Arduino Software / Firmware
I have created a simple repository that contains the relevant source codes for running this. Please do check-out this github link or directly to the circtuio.io storage.
Checkout the code inside the loop.
For Wi-Fi and IoT I used ESP8266-SimpleWifiManager that is available in Github.
Integrating Arduino with Azure IoT Hub
For sending data to the cloud I used HTTP
Here’s the relevant code that sends data to Azure IoT Hub.
First is the SSL Fingerprint. As of writing, the HTTP Client that I am using seems to need the SSL fingerprint. There are a number of ways out there like from the following sites. Use that to begin your HTTP Client instance.
The server address is the one you were given in creating the IoT Hub and adding a device. In my example, I already replaced <device-name> with device5.
Also add the SAS as a value of the Authorization Header as you did in postman.
Perform an HTTP post with a formatted payload with your soil moisture and other information, mine, I added the last pump interval. I measure the amount of time the pump has been running. Why you say? Just wanted to make sure my plants are not drowning.
The Completed Project
Horay! Lets run this. Closing the lid and powering on ESP8266 and the Submersible pump. Also soil moisture is being shown in Power BI Dashboard in mobile.
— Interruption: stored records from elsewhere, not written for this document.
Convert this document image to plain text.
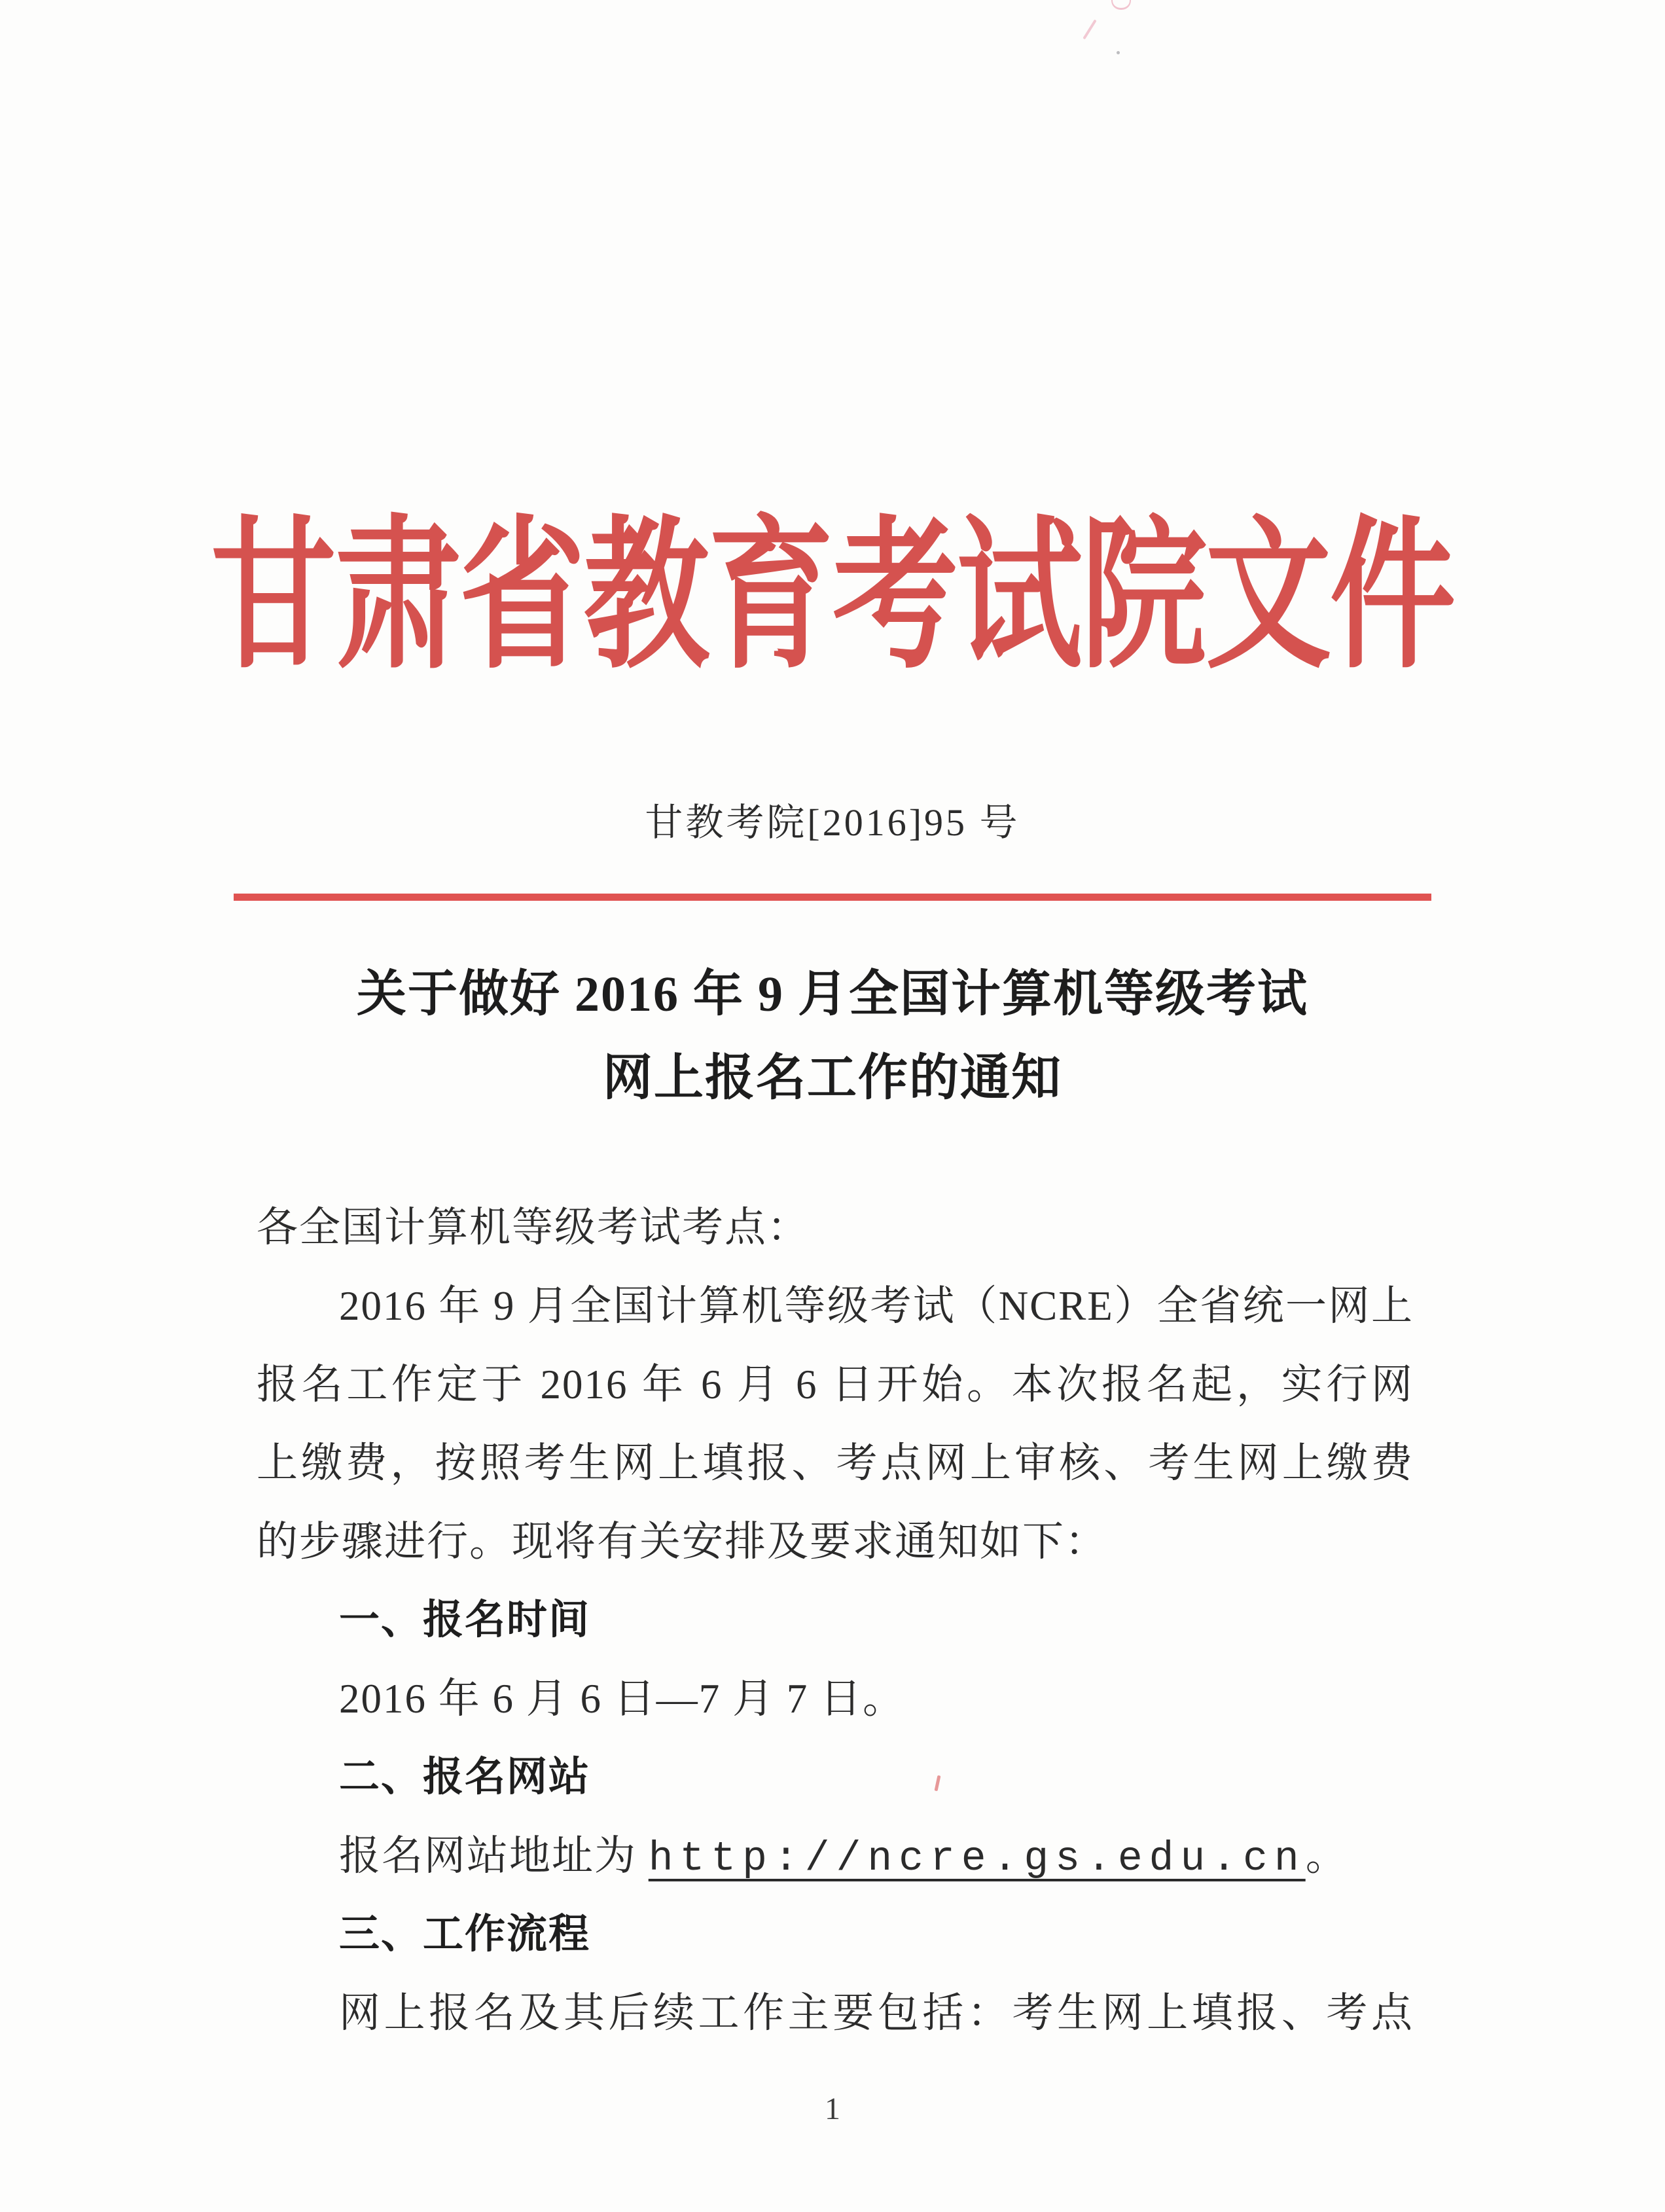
甘肃省教育考试院文件
甘教考院[2016]95 号
关于做好 2016 年 9 月全国计算机等级考试
网上报名工作的通知
各全国计算机等级考试考点：
2016 年 9 月全国计算机等级考试（NCRE）全省统一网上
报名工作定于 2016 年 6 月 6 日开始。本次报名起，实行网
上缴费，按照考生网上填报、考点网上审核、考生网上缴费
的步骤进行。现将有关安排及要求通知如下：
一、报名时间
2016 年 6 月 6 日—7 月 7 日。
二、报名网站
报名网站地址为 http://ncre.gs.edu.cn。
三、工作流程
网上报名及其后续工作主要包括：考生网上填报、考点
1
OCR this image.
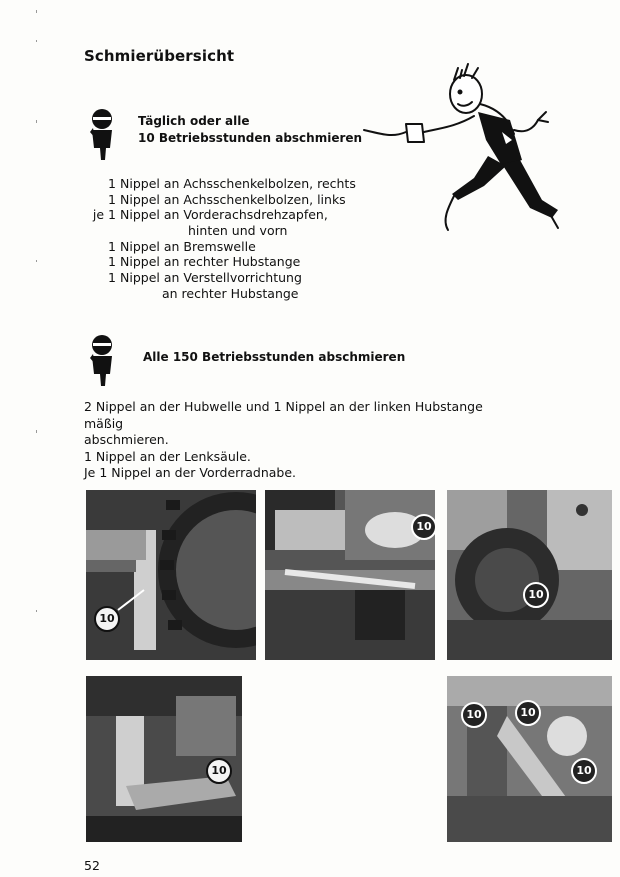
Schmierübersicht
Täglich oder alle
10 Betriebsstunden abschmieren
1 Nippel an Achsschenkelbolzen, rechts
1 Nippel an Achsschenkelbolzen, links
je 1 Nippel an Vorderachsdrehzapfen,
hinten und vorn
1 Nippel an Bremswelle
1 Nippel an rechter Hubstange
1 Nippel an Verstellvorrichtung
an rechter Hubstange
Alle 150 Betriebsstunden abschmieren
2 Nippel an der Hubwelle und 1 Nippel an der linken Hubstange mäßig
abschmieren.
1 Nippel an der Lenksäule.
Je 1 Nippel an der Vorderradnabe.
10
10
10
10
10	10
10
52
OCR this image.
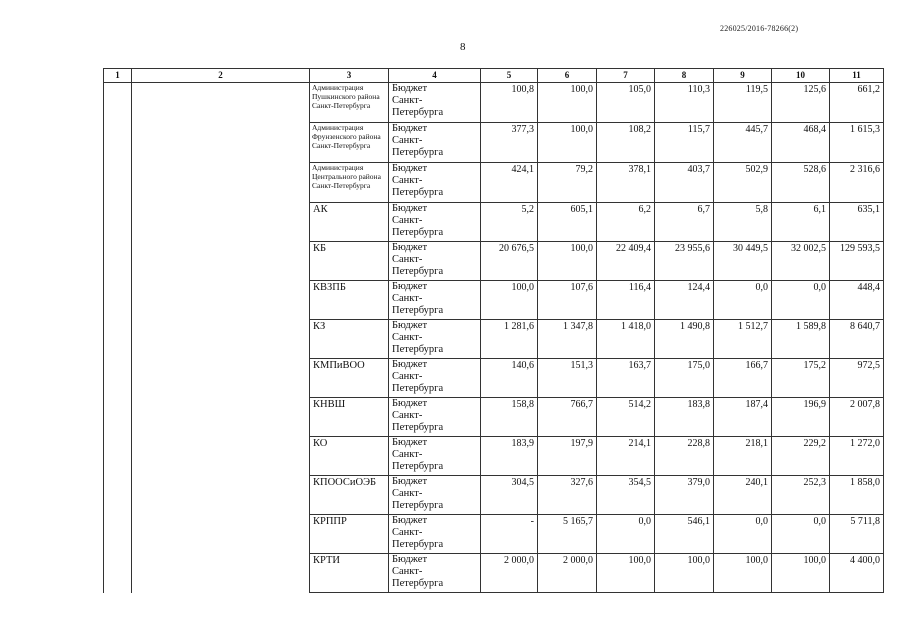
226025/2016-78266(2)
8
1	2	3	4	5	6	7	8	9	10	11
		Администрация Пушкинского района Санкт-Петербурга	Бюджет
Санкт-
Петербурга	100,8	100,0	105,0	110,3	119,5	125,6	661,2
		Администрация Фрунзенского района Санкт-Петербурга	Бюджет
Санкт-
Петербурга	377,3	100,0	108,2	115,7	445,7	468,4	1 615,3
		Администрация Центрального района Санкт-Петербурга	Бюджет
Санкт-
Петербурга	424,1	79,2	378,1	403,7	502,9	528,6	2 316,6
		АК	Бюджет
Санкт-
Петербурга	5,2	605,1	6,2	6,7	5,8	6,1	635,1
		КБ	Бюджет
Санкт-
Петербурга	20 676,5	100,0	22 409,4	23 955,6	30 449,5	32 002,5	129 593,5
		КВЗПБ	Бюджет
Санкт-
Петербурга	100,0	107,6	116,4	124,4	0,0	0,0	448,4
		КЗ	Бюджет
Санкт-
Петербурга	1 281,6	1 347,8	1 418,0	1 490,8	1 512,7	1 589,8	8 640,7
		КМПиВОО	Бюджет
Санкт-
Петербурга	140,6	151,3	163,7	175,0	166,7	175,2	972,5
		КНВШ	Бюджет
Санкт-
Петербурга	158,8	766,7	514,2	183,8	187,4	196,9	2 007,8
		КО	Бюджет
Санкт-
Петербурга	183,9	197,9	214,1	228,8	218,1	229,2	1 272,0
		КПООСиОЭБ	Бюджет
Санкт-
Петербурга	304,5	327,6	354,5	379,0	240,1	252,3	1 858,0
		КРППР	Бюджет
Санкт-
Петербурга	-	5 165,7	0,0	546,1	0,0	0,0	5 711,8
		КРТИ	Бюджет
Санкт-
Петербурга	2 000,0	2 000,0	100,0	100,0	100,0	100,0	4 400,0
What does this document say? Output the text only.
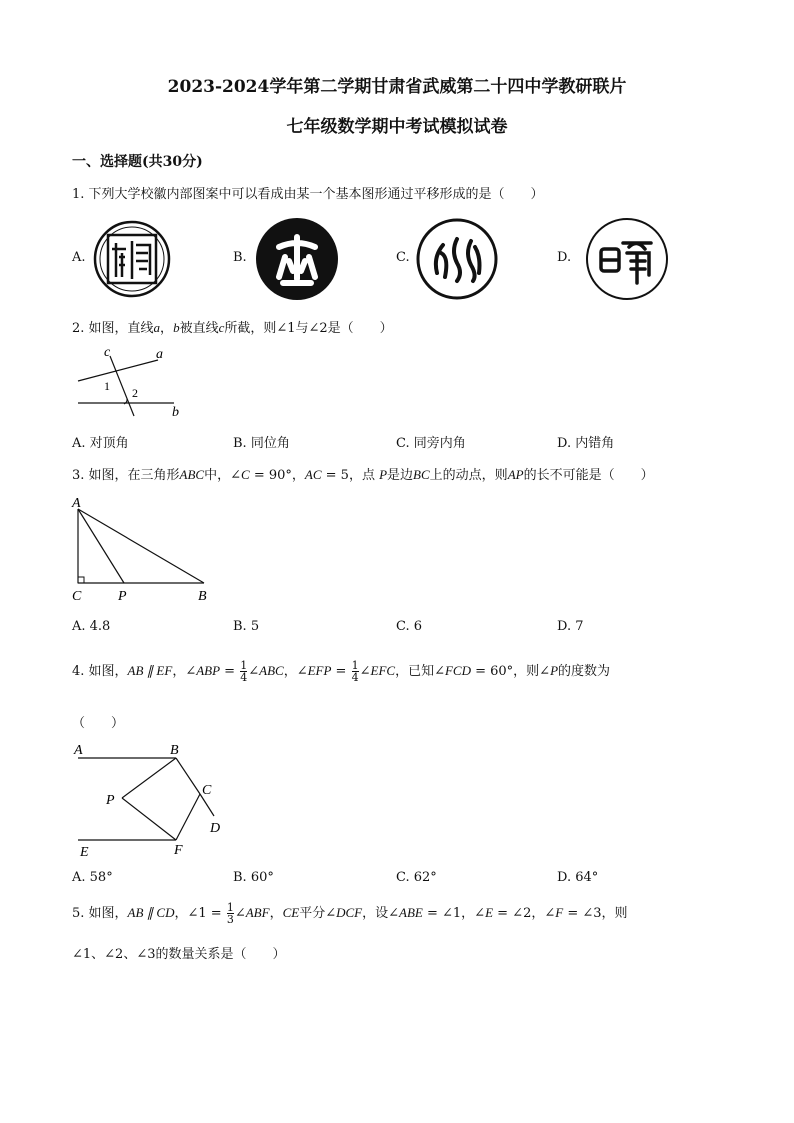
2023-2024学年第二学期甘肃省武威第二十四中学教研联片
七年级数学期中考试模拟试卷
一、选择题(共30分)
1. 下列大学校徽内部图案中可以看成由某一个基本图形通过平移形成的是（　　）
A.	B.	C.	D.
2. 如图，直线a，b被直线c所截，则∠1与∠2是（　　）
c	a
b
1 2
A. 对顶角	B. 同位角	C. 同旁内角	D. 内错角
3. 如图，在三角形ABC中，∠C = 90°，AC = 5，点 P是边BC上的动点，则AP的长不可能是（　　）
A
C	P	B
A. 4.8	B. 5	C. 6	D. 7
4. 如图，AB ∥ EF，∠ABP = $\frac{1}{4}$ ∠ABC，∠EFP = $\frac{1}{4}$ ∠EFC，已知∠FCD = 60°，则∠P的度数为
（　　）
A	B
P
C
D
E	F
A. 58°	B. 60°	C. 62°	D. 64°
5. 如图，AB ∥ CD，∠1 = $\frac{1}{3}$ ∠ABF，CE平分∠DCF，设∠ABE = ∠1，∠E = ∠2，∠F = ∠3，则
∠1、∠2、∠3的数量关系是（　　）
When soil moisture is below the threshold, ESP8266 turns on the pump and waters the plant. Also shows in LCD like here:
So that’s it! Thats my pet project for the weekend. Hope this was informative and had much fun as I did.
In conclusion, watering plants can relive stress. Automate it, put some IoT and Azure, now fun begins!
Ahh before you leave and trying this out, make sure you have enough credits to support your Steaming Analytics Job. Would cost you a bit. So here is my bill after a while:
Second is that I am not an electrical engineer. My background is IT and Software. My last experience in electronics is back when I took Industrial Electro Mechanics in Don Bosco Canlubang. Other than that, I usually break electronics at home. Soooo.. Please check your wiring and double check sources. (As any other source in the internet, fact check people!). So I provide no warranties whatsoever and use at your own risk.
Its a prototype, a hobby build. Do not use in production.
Finally this is more of an opinionated approach. Thoughts of my own and I do not represent any institution or my employer.